In a trading update sent to Ubisoft’s investors, seen by the BBC, the firm – which is headquartered in France – said despite the game being “feature complete” it needed more time.
“The learnings from the Star Wars Outlaws release led us to provide additional time to further polish the title,” it reads.
Star Wars Outlaws was released in August to strong reviews, but early players complained of bugs and glitches.
In its trading update, Ubisoft notes sales of the game were “softer than expected”, which it seemed to be putting down to a lack of polish.
Mr Cote said the firm would refund fans who had pre-ordered the game, and promised a free expansion to anyone who placed a new pre-order for the revised launch.
When it finally arrives, Assassin’s Creed Shadows will be the first game in the series to be set in Japan – a setting fans have been clamouring for since the series began in 2007.
The decision to push the game back beyond Christmas – usually a lucrative time for game sales – will not have been made lightly.
But the sales performance of Star Wars Outlaws caused Ubisoft’s shares to take a serious hit, when the firm would have been hoping the game would set it back on course.

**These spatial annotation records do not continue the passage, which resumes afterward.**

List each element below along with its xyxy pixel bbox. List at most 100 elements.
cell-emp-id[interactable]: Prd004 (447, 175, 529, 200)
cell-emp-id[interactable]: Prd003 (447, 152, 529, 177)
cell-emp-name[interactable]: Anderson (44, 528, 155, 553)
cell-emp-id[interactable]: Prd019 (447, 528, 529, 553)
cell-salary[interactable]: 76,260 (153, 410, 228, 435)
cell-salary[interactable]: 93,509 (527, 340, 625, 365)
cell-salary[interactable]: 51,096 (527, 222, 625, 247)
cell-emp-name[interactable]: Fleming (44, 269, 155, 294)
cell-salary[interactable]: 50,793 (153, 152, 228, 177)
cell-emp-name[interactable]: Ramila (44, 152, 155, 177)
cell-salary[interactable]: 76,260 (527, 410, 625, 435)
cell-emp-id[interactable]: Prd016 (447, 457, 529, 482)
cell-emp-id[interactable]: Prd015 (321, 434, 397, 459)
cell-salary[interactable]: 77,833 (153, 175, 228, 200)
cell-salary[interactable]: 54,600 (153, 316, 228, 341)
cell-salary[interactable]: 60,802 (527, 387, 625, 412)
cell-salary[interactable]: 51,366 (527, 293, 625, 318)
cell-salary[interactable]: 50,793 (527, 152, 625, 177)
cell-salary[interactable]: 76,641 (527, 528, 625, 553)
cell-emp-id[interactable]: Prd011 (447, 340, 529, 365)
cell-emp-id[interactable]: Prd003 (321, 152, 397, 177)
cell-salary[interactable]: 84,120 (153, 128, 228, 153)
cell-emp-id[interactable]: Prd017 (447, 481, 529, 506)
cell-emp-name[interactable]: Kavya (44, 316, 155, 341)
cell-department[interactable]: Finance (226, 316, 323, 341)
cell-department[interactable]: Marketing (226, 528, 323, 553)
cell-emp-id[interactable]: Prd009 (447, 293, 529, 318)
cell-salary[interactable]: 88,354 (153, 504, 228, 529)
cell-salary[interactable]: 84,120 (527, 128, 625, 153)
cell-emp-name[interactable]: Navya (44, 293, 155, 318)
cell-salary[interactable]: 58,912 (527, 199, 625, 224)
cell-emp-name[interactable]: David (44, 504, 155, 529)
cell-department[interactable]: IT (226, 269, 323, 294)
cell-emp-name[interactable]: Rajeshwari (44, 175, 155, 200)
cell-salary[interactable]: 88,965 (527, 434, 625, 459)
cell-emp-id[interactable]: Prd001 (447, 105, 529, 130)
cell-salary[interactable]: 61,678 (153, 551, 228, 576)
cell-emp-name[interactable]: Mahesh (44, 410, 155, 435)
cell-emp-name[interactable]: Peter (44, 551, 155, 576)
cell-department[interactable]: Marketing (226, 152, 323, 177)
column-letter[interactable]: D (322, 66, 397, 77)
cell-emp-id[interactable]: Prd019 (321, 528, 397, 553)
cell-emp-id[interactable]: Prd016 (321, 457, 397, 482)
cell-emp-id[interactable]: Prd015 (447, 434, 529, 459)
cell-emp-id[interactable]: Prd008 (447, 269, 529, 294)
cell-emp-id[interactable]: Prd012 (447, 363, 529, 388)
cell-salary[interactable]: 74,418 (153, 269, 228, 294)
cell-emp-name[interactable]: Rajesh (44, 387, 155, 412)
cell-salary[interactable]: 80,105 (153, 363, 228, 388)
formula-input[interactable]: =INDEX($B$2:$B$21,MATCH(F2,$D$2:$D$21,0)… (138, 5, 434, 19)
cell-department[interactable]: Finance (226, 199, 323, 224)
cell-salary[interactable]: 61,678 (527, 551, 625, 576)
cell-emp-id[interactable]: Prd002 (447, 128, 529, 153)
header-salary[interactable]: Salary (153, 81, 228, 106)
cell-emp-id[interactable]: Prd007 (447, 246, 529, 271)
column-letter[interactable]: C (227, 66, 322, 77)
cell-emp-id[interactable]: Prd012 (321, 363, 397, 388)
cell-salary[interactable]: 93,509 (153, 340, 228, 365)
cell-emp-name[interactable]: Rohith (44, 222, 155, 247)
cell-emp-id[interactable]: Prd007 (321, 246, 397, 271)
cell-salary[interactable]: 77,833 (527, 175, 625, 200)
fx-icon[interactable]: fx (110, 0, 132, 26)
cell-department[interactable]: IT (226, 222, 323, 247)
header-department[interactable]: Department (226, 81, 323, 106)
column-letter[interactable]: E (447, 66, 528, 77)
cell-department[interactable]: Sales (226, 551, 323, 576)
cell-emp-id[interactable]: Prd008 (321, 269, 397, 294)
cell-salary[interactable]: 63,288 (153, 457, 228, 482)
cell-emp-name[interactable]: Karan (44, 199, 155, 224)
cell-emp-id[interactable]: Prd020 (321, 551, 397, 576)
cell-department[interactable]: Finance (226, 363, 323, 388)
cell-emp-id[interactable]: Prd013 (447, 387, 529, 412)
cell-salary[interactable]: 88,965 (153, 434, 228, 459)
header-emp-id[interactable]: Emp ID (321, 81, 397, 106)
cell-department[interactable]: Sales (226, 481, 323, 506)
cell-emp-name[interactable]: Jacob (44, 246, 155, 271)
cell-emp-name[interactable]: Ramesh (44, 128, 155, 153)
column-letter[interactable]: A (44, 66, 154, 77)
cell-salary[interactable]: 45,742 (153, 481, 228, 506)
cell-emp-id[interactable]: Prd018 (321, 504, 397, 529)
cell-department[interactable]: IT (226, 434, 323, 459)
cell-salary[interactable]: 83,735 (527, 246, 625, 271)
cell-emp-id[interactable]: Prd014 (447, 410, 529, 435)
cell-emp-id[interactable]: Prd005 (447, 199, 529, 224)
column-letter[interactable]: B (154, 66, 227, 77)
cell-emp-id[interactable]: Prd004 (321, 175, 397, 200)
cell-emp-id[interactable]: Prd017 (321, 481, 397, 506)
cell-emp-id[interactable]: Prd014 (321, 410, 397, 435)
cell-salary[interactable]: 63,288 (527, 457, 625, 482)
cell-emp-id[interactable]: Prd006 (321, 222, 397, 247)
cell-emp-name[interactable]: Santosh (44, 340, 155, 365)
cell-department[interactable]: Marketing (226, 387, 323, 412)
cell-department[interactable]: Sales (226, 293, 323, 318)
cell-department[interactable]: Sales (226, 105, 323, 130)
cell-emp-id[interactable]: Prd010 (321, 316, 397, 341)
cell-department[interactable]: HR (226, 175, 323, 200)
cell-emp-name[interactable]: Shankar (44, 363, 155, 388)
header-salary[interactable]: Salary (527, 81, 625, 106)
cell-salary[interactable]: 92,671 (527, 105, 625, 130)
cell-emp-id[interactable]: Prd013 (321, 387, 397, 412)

They have fallen to a price of 11.32 euros a share at the time of writing – the lowest in a decade.
A minority investor wrote a letter to the board earlier this month calling for the company to either be taken private or sold to an investor.
Ubisoft co-founder and boss Yves Guillemot said the move to push back Assassin’s Creed Shadows’ launch was a result of the firm’s second quarter performance – which “fell sort of our expectations”.
“We remain committed to creating games for fans and players that everyone can enjoy,” he said.